The waveforms of grid voltage and current are depicted in Figure 33, and the output voltage, current, and the power of load 2 and power delivered by the grid are represented in Figure 34. It can be witnessed from the graphs of the current and voltage waveforms that all the graphs are nearly sinusoidal in quality; henceforth, it can be presumed that the THD of the proposed system is very less. The simulation consequences presented in Table 1 show that the error produced with the proposed BFOA methodology in tuning the FOPID is very less as compared to that of only the FOPID controller without the application of BFOA and PID controller in achieving the desired output voltage of 10 kV across AAC to meet the load demand without any interruption with the integration of various input sources controlled by an efficient energy management system.

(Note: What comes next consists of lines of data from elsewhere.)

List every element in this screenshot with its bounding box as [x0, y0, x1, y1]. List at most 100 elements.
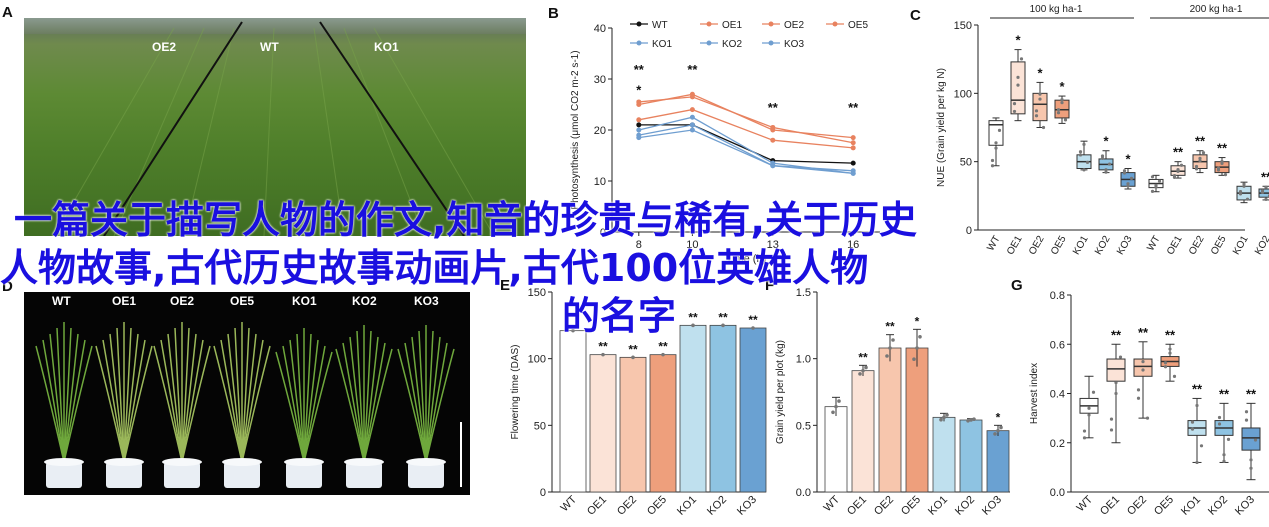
plant-stem — [282, 345, 305, 463]
plant-stem — [123, 327, 132, 463]
data-point — [1104, 170, 1108, 174]
plant-pot-rim — [222, 458, 262, 466]
y-tick-label: 1.5 — [796, 287, 811, 299]
box-oe1: ** — [1170, 145, 1186, 180]
plant-stem — [425, 342, 448, 463]
significance-mark: * — [1125, 152, 1131, 167]
data-point — [850, 140, 856, 146]
plant-stem — [397, 348, 427, 463]
box-oe5: ** — [1160, 327, 1180, 382]
data-point — [1238, 189, 1243, 194]
data-point — [990, 158, 995, 163]
box-ko2: ** — [1258, 169, 1269, 201]
panel-letter-g: G — [1011, 277, 1023, 294]
plant-stem — [213, 345, 243, 463]
box-oe5: ** — [1214, 141, 1230, 177]
series-line-oe1 — [638, 93, 854, 139]
data-point — [661, 352, 665, 357]
data-point — [831, 410, 835, 415]
data-point — [1199, 444, 1204, 448]
legend-label: KO2 — [722, 39, 742, 50]
y-tick-label: 0.4 — [1050, 389, 1065, 401]
overlay-title-line-2: 人物故事,古代历史故事动画片,古代100位英雄人物 — [0, 246, 869, 290]
data-point — [1201, 151, 1206, 155]
plant-stem — [404, 342, 427, 463]
data-point — [1104, 168, 1108, 172]
y-tick-label: 0 — [540, 487, 546, 499]
panel-letter-c: C — [910, 7, 921, 24]
plant-pot-rim — [104, 458, 144, 466]
plant-stem — [241, 339, 264, 463]
data-point — [1217, 422, 1222, 426]
significance-mark: ** — [768, 100, 779, 115]
y-axis-title: Grain yield per plot (kg) — [775, 340, 786, 444]
x-tick-label: KO1 — [675, 494, 699, 518]
box-body — [1133, 358, 1153, 377]
plant-stem — [425, 330, 434, 463]
data-point — [1082, 142, 1086, 146]
data-point — [1114, 391, 1118, 396]
data-point — [1220, 159, 1224, 164]
data-point — [636, 122, 642, 128]
plant-stem — [174, 327, 183, 463]
x-tick-label: OE5 — [899, 494, 923, 518]
data-point — [1198, 156, 1202, 160]
y-tick-label: 10 — [594, 176, 606, 188]
series-line-ko1 — [638, 124, 854, 174]
legend-label: KO3 — [784, 39, 804, 50]
significance-mark: * — [1037, 65, 1043, 80]
y-tick-label: 0.0 — [796, 487, 811, 499]
chart-e-flowering-time: E 0 50 100 150 Flowering time (DAS) WT ** OE1 ** O… — [500, 277, 767, 518]
box-ko1 — [1076, 140, 1092, 172]
plant-stem — [296, 333, 305, 463]
x-tick-label: 13 — [767, 239, 779, 251]
plant-pot-rim — [344, 458, 384, 466]
data-point — [1038, 92, 1042, 96]
x-tick-label: WT — [559, 493, 580, 514]
x-tick-label: OE5 — [1152, 494, 1176, 518]
data-point — [636, 135, 642, 141]
plant-stem — [42, 339, 65, 463]
x-tick-label: KO1 — [1179, 494, 1203, 518]
significance-mark: * — [915, 314, 920, 328]
plant-stem — [227, 333, 243, 463]
data-point — [1060, 101, 1064, 105]
significance-mark: ** — [1219, 386, 1230, 401]
plant-pot-rim — [406, 458, 446, 466]
significance-mark: ** — [598, 340, 608, 354]
plant-stem — [123, 333, 139, 463]
data-point — [1172, 374, 1177, 378]
plant-stem — [303, 339, 319, 463]
data-point — [1260, 189, 1265, 193]
data-point — [636, 99, 642, 105]
series-line-wt — [638, 124, 854, 164]
plant-stem — [123, 339, 146, 463]
plant-stem — [241, 333, 257, 463]
data-point — [636, 127, 642, 133]
box-wt — [988, 117, 1004, 168]
significance-mark: * — [636, 82, 642, 97]
plant-pot — [106, 462, 142, 488]
data-point — [1082, 168, 1086, 172]
data-point — [1244, 418, 1249, 422]
plant — [153, 322, 211, 488]
data-point — [1118, 355, 1123, 359]
x-tick-label: WT — [1075, 493, 1096, 514]
panel-letter-a: A — [2, 4, 13, 21]
data-point — [1126, 184, 1130, 188]
x-tick-label: 16 — [847, 239, 859, 251]
data-point — [1264, 185, 1268, 189]
bar-oe5 — [905, 347, 929, 493]
significance-mark: ** — [688, 310, 698, 324]
plant — [397, 325, 455, 488]
data-point — [1222, 453, 1226, 457]
data-point — [1217, 415, 1222, 420]
data-point — [1249, 466, 1253, 470]
data-point — [1253, 438, 1258, 442]
x-tick-label: OE2 — [1187, 234, 1207, 257]
y-tick-label: 0.0 — [1050, 487, 1065, 499]
plant — [275, 328, 333, 488]
legend-marker — [768, 21, 774, 27]
data-point — [994, 141, 998, 145]
x-tick-label: 8 — [636, 239, 642, 251]
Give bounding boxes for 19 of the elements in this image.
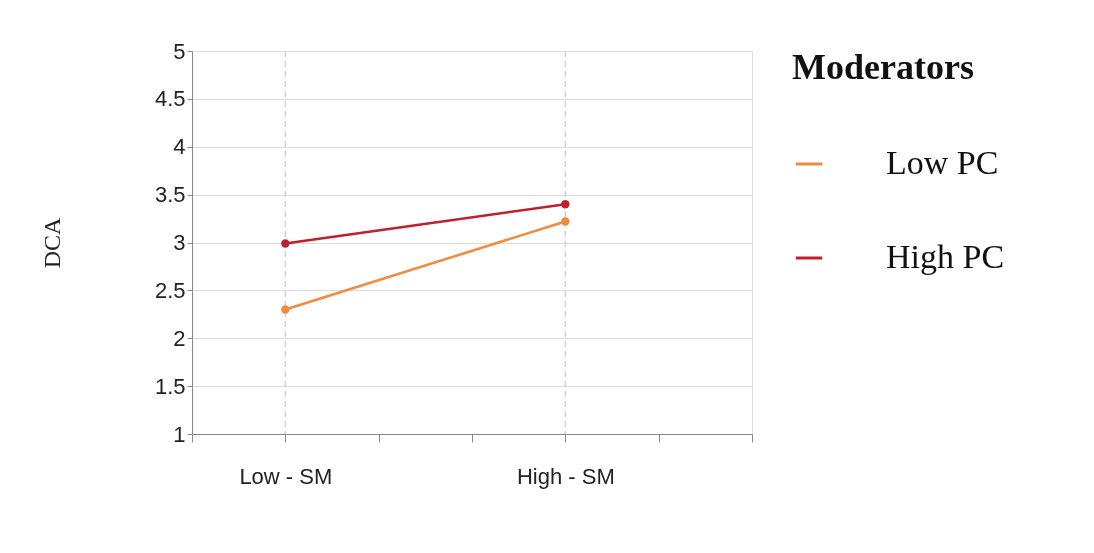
y-tick-label: 2 <box>173 325 186 351</box>
y-tick-label: 4.5 <box>154 86 186 112</box>
y-tick-label: 5 <box>173 38 186 64</box>
y-tick-label: 2.5 <box>154 277 186 303</box>
y-axis-title: DCA <box>38 217 65 269</box>
x-tick-label: High - SM <box>516 463 615 489</box>
y-tick-label: 3 <box>173 230 186 255</box>
point <box>561 217 570 226</box>
point <box>281 239 290 248</box>
point <box>281 305 290 314</box>
legend-label: Low PC <box>886 144 999 181</box>
y-tick-label: 3.5 <box>154 182 186 208</box>
point <box>561 200 570 209</box>
y-tick-label: 1 <box>173 421 186 447</box>
x-tick-label: Low - SM <box>239 463 333 489</box>
legend-title: Moderators <box>792 47 974 87</box>
y-tick-label: 4 <box>173 134 186 160</box>
legend-label: High PC <box>886 238 1005 275</box>
y-tick-label: 1.5 <box>154 373 186 399</box>
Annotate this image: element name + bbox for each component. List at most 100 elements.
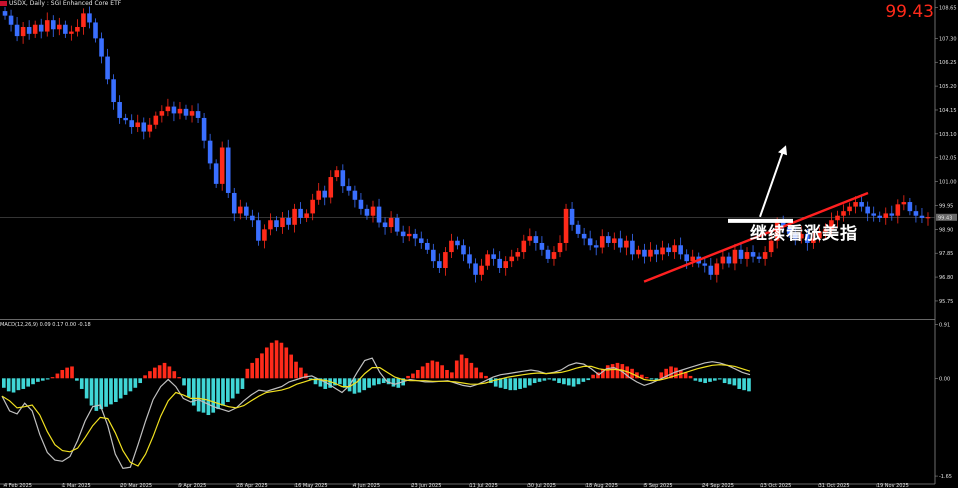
macd-histogram-bar: [605, 365, 610, 379]
candle: [237, 206, 243, 214]
candle: [841, 211, 846, 216]
macd-histogram-bar: [128, 378, 133, 392]
macd-histogram-bar: [493, 378, 498, 387]
macd-histogram-bar: [226, 378, 230, 402]
candle: [467, 254, 472, 264]
macd-histogram-bar: [747, 378, 751, 392]
macd-histogram-bar: [732, 378, 737, 386]
date-tick-label: 18 Aug 2025: [586, 483, 618, 488]
macd-histogram-bar: [313, 378, 318, 385]
candle: [889, 213, 895, 216]
macd-histogram-bar: [157, 365, 162, 379]
candle: [720, 256, 726, 264]
candle: [744, 252, 750, 259]
date-tick-label: 11 Jul 2025: [470, 483, 498, 488]
macd-histogram-bar: [742, 378, 746, 391]
candle: [551, 252, 557, 259]
candle: [678, 245, 683, 255]
macd-histogram-bar: [6, 378, 11, 392]
candle: [406, 233, 412, 237]
candle: [593, 245, 599, 248]
macd-tick-label: 0.00: [939, 376, 950, 382]
candle: [612, 238, 617, 243]
date-tick-label: 16 May 2025: [295, 483, 328, 488]
candle: [485, 254, 490, 266]
candle: [780, 222, 786, 228]
macd-histogram-bar: [65, 367, 69, 379]
candle: [201, 117, 207, 141]
candle: [503, 261, 509, 268]
candle: [310, 199, 315, 214]
candle: [605, 236, 611, 243]
macd-histogram-bar: [118, 378, 123, 399]
macd-histogram-bar: [206, 378, 211, 416]
candle: [533, 236, 539, 243]
price-tick-label: 102.05: [939, 156, 957, 162]
candle: [805, 233, 810, 243]
candle: [901, 202, 907, 205]
candle: [847, 206, 852, 212]
price-tick-label: 101.00: [939, 180, 957, 186]
macd-histogram-bar: [503, 378, 508, 389]
candle: [817, 231, 822, 239]
macd-histogram-bar: [581, 378, 586, 382]
candle: [364, 208, 370, 216]
date-tick-label: 24 Sep 2025: [702, 483, 734, 488]
macd-histogram-bar: [230, 378, 235, 399]
candle: [50, 20, 56, 30]
macd-histogram-bar: [498, 378, 503, 388]
macd-histogram-bar: [464, 358, 469, 379]
candle: [81, 13, 86, 28]
candle: [69, 31, 74, 34]
macd-histogram-bar: [717, 378, 722, 380]
candle: [8, 15, 14, 25]
macd-histogram-bar: [70, 366, 74, 379]
macd-histogram-bar: [425, 362, 430, 379]
candle: [159, 111, 165, 116]
candle: [20, 27, 26, 37]
candle: [762, 252, 768, 259]
candle: [189, 111, 195, 116]
macd-histogram-bar: [362, 378, 367, 391]
macd-histogram-bar: [435, 361, 440, 379]
candle: [527, 236, 533, 241]
arrow-shaft: [759, 150, 784, 218]
macd-histogram-bar: [342, 378, 347, 388]
candle: [256, 220, 261, 241]
macd-histogram-bar: [639, 374, 644, 379]
macd-histogram-bar: [245, 368, 250, 379]
candle: [129, 120, 134, 128]
macd-histogram-bar: [523, 378, 527, 388]
macd-histogram-bar: [299, 367, 303, 379]
candle: [756, 256, 762, 259]
date-tick-label: 28 Apr 2025: [237, 483, 268, 488]
macd-histogram-bar: [571, 378, 576, 387]
candle: [213, 163, 219, 184]
candle: [262, 229, 267, 241]
candle: [250, 215, 255, 221]
macd-histogram-bar: [450, 372, 454, 379]
macd-histogram-bar: [308, 378, 313, 380]
macd-histogram-bar: [479, 372, 483, 379]
candle: [135, 122, 141, 128]
macd-histogram-bar: [235, 378, 240, 394]
candle: [87, 13, 92, 23]
macd-histogram-bar: [55, 373, 60, 379]
candle: [835, 215, 840, 221]
candle: [388, 217, 394, 228]
candle: [328, 177, 334, 198]
date-tick-label: 5 Sep 2025: [644, 483, 673, 488]
candle: [799, 233, 804, 239]
candle: [865, 206, 870, 214]
macd-histogram-bar: [513, 378, 518, 391]
date-tick-label: 23 Jun 2025: [411, 483, 441, 488]
macd-histogram-bar: [537, 378, 542, 382]
macd-histogram-bar: [152, 367, 157, 379]
candle: [853, 202, 858, 207]
macd-histogram-bar: [527, 378, 532, 386]
candle: [732, 249, 738, 264]
candle: [461, 245, 466, 255]
date-tick-label: 20 Mar 2025: [120, 483, 152, 488]
macd-histogram-bar: [576, 378, 581, 385]
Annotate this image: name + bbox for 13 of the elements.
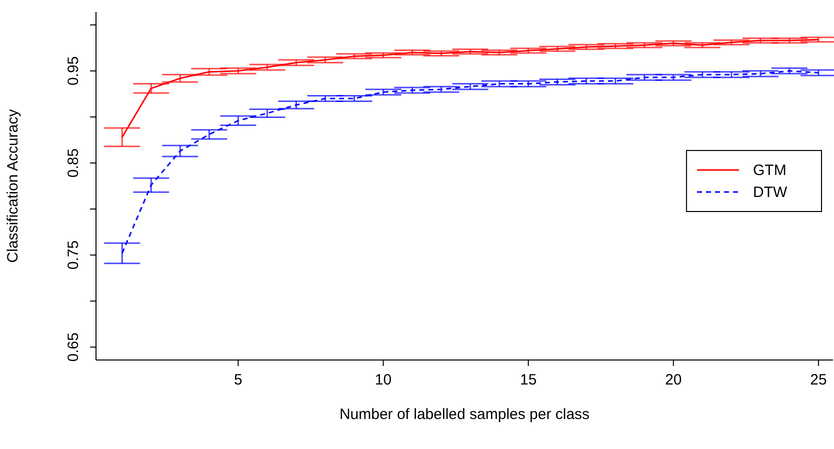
- x-tick-label: 25: [810, 372, 827, 389]
- x-tick-label: 15: [520, 372, 537, 389]
- x-axis-title: Number of labelled samples per class: [339, 406, 590, 423]
- y-tick-label: 0.85: [65, 148, 82, 178]
- legend-label: DTW: [753, 184, 788, 200]
- y-tick-label: 0.65: [65, 332, 82, 362]
- y-tick-label: 0.75: [65, 240, 82, 270]
- legend-label: GTM: [753, 162, 786, 178]
- x-tick-label: 20: [665, 372, 682, 389]
- y-axis-title: Classification Accuracy: [4, 108, 22, 263]
- x-tick-label: 10: [374, 372, 392, 389]
- y-tick-label: 0.95: [65, 56, 82, 86]
- x-tick-label: 5: [234, 372, 242, 389]
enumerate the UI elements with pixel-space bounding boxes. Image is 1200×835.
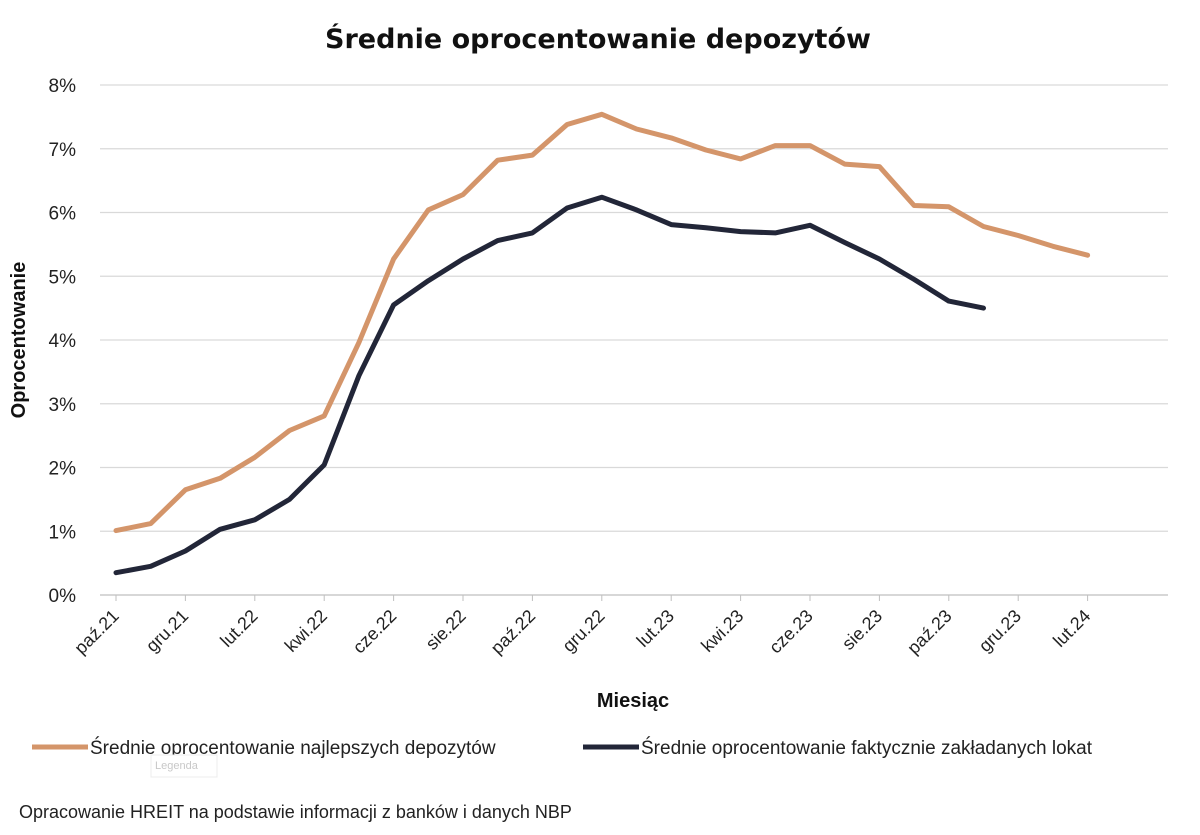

Table 5 provides a comprehensive overview of the performance analysis conducted on a microgrid energy management system (EMS) across various time intervals. The microgrid refers to a comprehensive energy system that integrates various energy sources and loads in order to guarantee a power supply that is both efficient and dependable. The table highlights the significant importance of the energy management system (EMS) in upholding the stability of the microgrid, effectively managing the equilibrium between energy supply and demand, and guaranteeing sufficient power allocation to different loads. The comprehensive data provided in the table facilitates comprehension of the microgrid’s performance across various scenarios, thereby playing a crucial role in the development and enhancement of energy management strategies for practical implementations.

6. Conclusion

This paper investigated the design of an efficient control strategy for AAC and a comparative analysis of controllers based on performance and spectral analysis was performed. Next, an optimal energy management system was proposed for a system integrating the microgrid and utility grid incorporating an AAC as an inverter to meet the load demand. The parameters for the proposed system are selected based on the load demand considering different input energy sources, monitored, and controlled by an efficient energy management system based on various operating conditions of inputs, and the performance of the system is verified through the results. An optimized control strategy is incorporated in AAC to obtain a desired output across it. A metaheuristic algorithm, bacterial foraging optimization algorithm, is implemented to train the FOPID controller to achieve the desired output to meet the load demand. The load demand is satisfied either by the microgrid through AAC or the AC grid which is foreseen by the energy management system. An efficient energy management system has been designed, and the results have been verified through simulation. The work of this paper can be incorporated in the telecom industry and railway traction.

Data Availability

The data used to support the findings of this study are included within the article.

Conflicts of Interest

The authors declare that they have no conflicts of interest.